What's going on here?

****EDIT FOR ADDITIONAL CLARIFICATION****

Using Microsoft SQL Server 2008 R2
Collation is Latin1_General_CI_AS

Leaving no_padding out leaves several trailing spaces in each returned field. each space (20) separated by a null (00)

NoPadCapture

Best Answer

The file encoding for the attachments is standard UTF-16 Little Endian (LE) -- one of the various Unicode encodings. The first two bytes, shown in the first image, are FF FE. These are the Byte Order Mark (BOM), which is an explicit indication of the files encoding. And you can see in the chart on that linked Wikipedia page that FF FE indicates an encoding of UTF-16 Little Endian.

UTF-16 uses 2 or 4 bytes per "character", so the 00 null bytes are really just half of each of those characters. And, because it is Little Endian instead of Big Endian, the bytes in each pair are swapped. Meaning, the highlighted 00 in the top image is paired with the preceding 50 (for the capital P). But the pair 50 00 is just Little Endian for 00 50, which is Unicode Code Point U+0050 (there is a chart at the bottom of that page that shows the encoding variations).

If you were to open that file in any editor that auto-detected the file encoding via the BOM, it would know that it was a UTF-16 LE encoded file and display it correctly, as you would expect to see it. Just try it out in something like Notepad++.

The first thing I would do is contact the vendor and/or check the documentation to see if either the e-commerce platform already has a means of dealing with UTF-16 LE encoded files (a.k.a. "Unicode" in Microsoft-land), OR if they can make a small change to handle Unicode files. I would be surprised if they both don't already handle this in some fashion and won't do it if not already able to. Given that this world is moving towards more internationalization rather than less, you can't be the only client needing to pass in a Unicode file.
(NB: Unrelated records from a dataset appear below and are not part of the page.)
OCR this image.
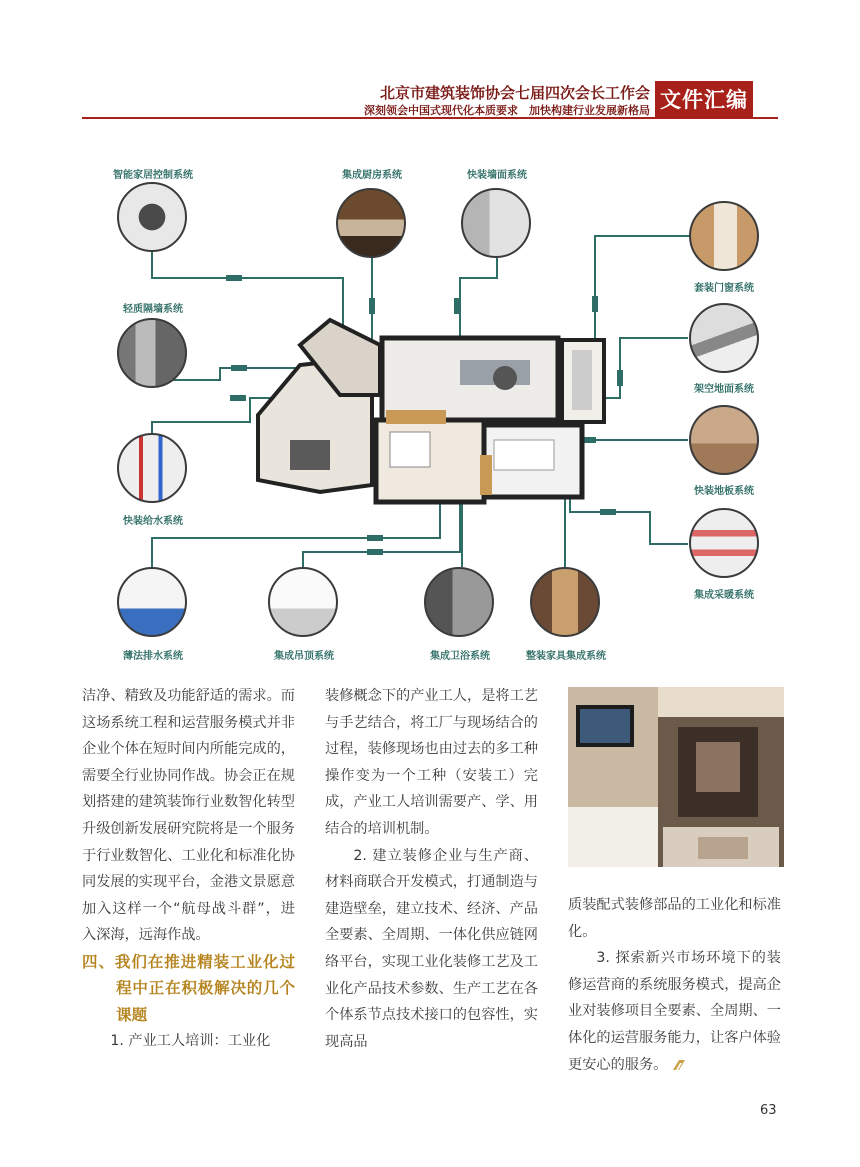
北京市建筑装饰协会七届四次会长工作会
深刻领会中国式现代化本质要求　加快构建行业发展新格局 文件汇编
智能家居控制系统	集成厨房系统	快装墙面系统
套装门窗系统
轻质隔墙系统
架空地面系统
快装地板系统
快装给水系统
集成采暖系统
薄法排水系统	集成吊顶系统	集成卫浴系统	整装家具集成系统

洁净、精致及功能舒适的需求。而这场系统工程和运营服务模式并非企业个体在短时间内所能完成的，需要全行业协同作战。协会正在规划搭建的建筑装饰行业数智化转型升级创新发展研究院将是一个服务于行业数智化、工业化和标准化协同发展的实现平台，金港文景愿意加入这样一个“航母战斗群”，进入深海，远海作战。

四、我们在推进精装工业化过程中正在积极解决的几个课题

1. 产业工人培训：工业化

装修概念下的产业工人，是将工艺与手艺结合，将工厂与现场结合的过程，装修现场也由过去的多工种操作变为一个工种（安装工）完成，产业工人培训需要产、学、用结合的培训机制。

2. 建立装修企业与生产商、材料商联合开发模式，打通制造与建造壁垒，建立技术、经济、产品全要素、全周期、一体化供应链网络平台，实现工业化装修工艺及工业化产品技术参数、生产工艺在各个体系节点技术接口的包容性，实现高品

质装配式装修部品的工业化和标准化。

3. 探索新兴市场环境下的装修运营商的系统服务模式，提高企业对装修项目全要素、全周期、一体化的运营服务能力，让客户体验更安心的服务。

63
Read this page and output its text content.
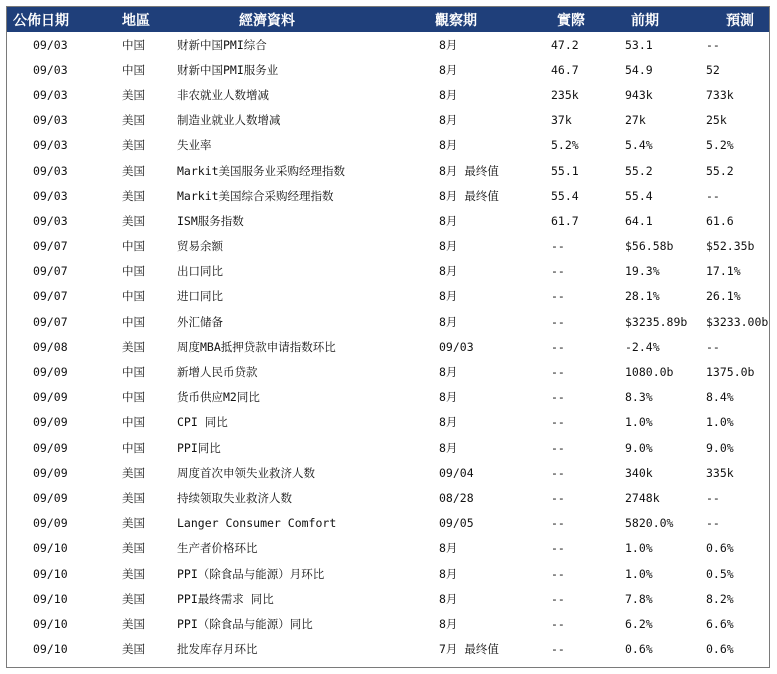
公佈日期	地區	經濟資料	觀察期	實際	前期	預測
09/03	中国	财新中国PMI综合	8月	47.2	53.1	--
09/03	中国	财新中国PMI服务业	8月	46.7	54.9	52
09/03	美国	非农就业人数增减	8月	235k	943k	733k
09/03	美国	制造业就业人数增减	8月	37k	27k	25k
09/03	美国	失业率	8月	5.2%	5.4%	5.2%
09/03	美国	Markit美国服务业采购经理指数	8月 最终值	55.1	55.2	55.2
09/03	美国	Markit美国综合采购经理指数	8月 最终值	55.4	55.4	--
09/03	美国	ISM服务指数	8月	61.7	64.1	61.6
09/07	中国	贸易余额	8月	--	$56.58b	$52.35b
09/07	中国	出口同比	8月	--	19.3%	17.1%
09/07	中国	进口同比	8月	--	28.1%	26.1%
09/07	中国	外汇储备	8月	--	$3235.89b	$3233.00b
09/08	美国	周度MBA抵押贷款申请指数环比	09/03	--	-2.4%	--
09/09	中国	新增人民币贷款	8月	--	1080.0b	1375.0b
09/09	中国	货币供应M2同比	8月	--	8.3%	8.4%
09/09	中国	CPI 同比	8月	--	1.0%	1.0%
09/09	中国	PPI同比	8月	--	9.0%	9.0%
09/09	美国	周度首次申领失业救济人数	09/04	--	340k	335k
09/09	美国	持续领取失业救济人数	08/28	--	2748k	--
09/09	美国	Langer Consumer Comfort	09/05	--	5820.0%	--
09/10	美国	生产者价格环比	8月	--	1.0%	0.6%
09/10	美国	PPI（除食品与能源）月环比	8月	--	1.0%	0.5%
09/10	美国	PPI最终需求 同比	8月	--	7.8%	8.2%
09/10	美国	PPI（除食品与能源）同比	8月	--	6.2%	6.6%
09/10	美国	批发库存月环比	7月 最终值	--	0.6%	0.6%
Also, converting the file to ASCII Extended could lead to data loss if your data naturally has characters in it that do not fit into a single code page.

The last thing I would do is update the definition of sp_send_dbmail. I am not saying to never, ever do that, but in most cases it is unnecessary. If anything, it would be preferable to convert the encoding of the attachment after it is sent (which will probably need to be done by the recipient of the email). An intentional conversion will allow for specifying the correct encoding, whether it be UTF-8 or Extended ASCII using one of the many available code pages.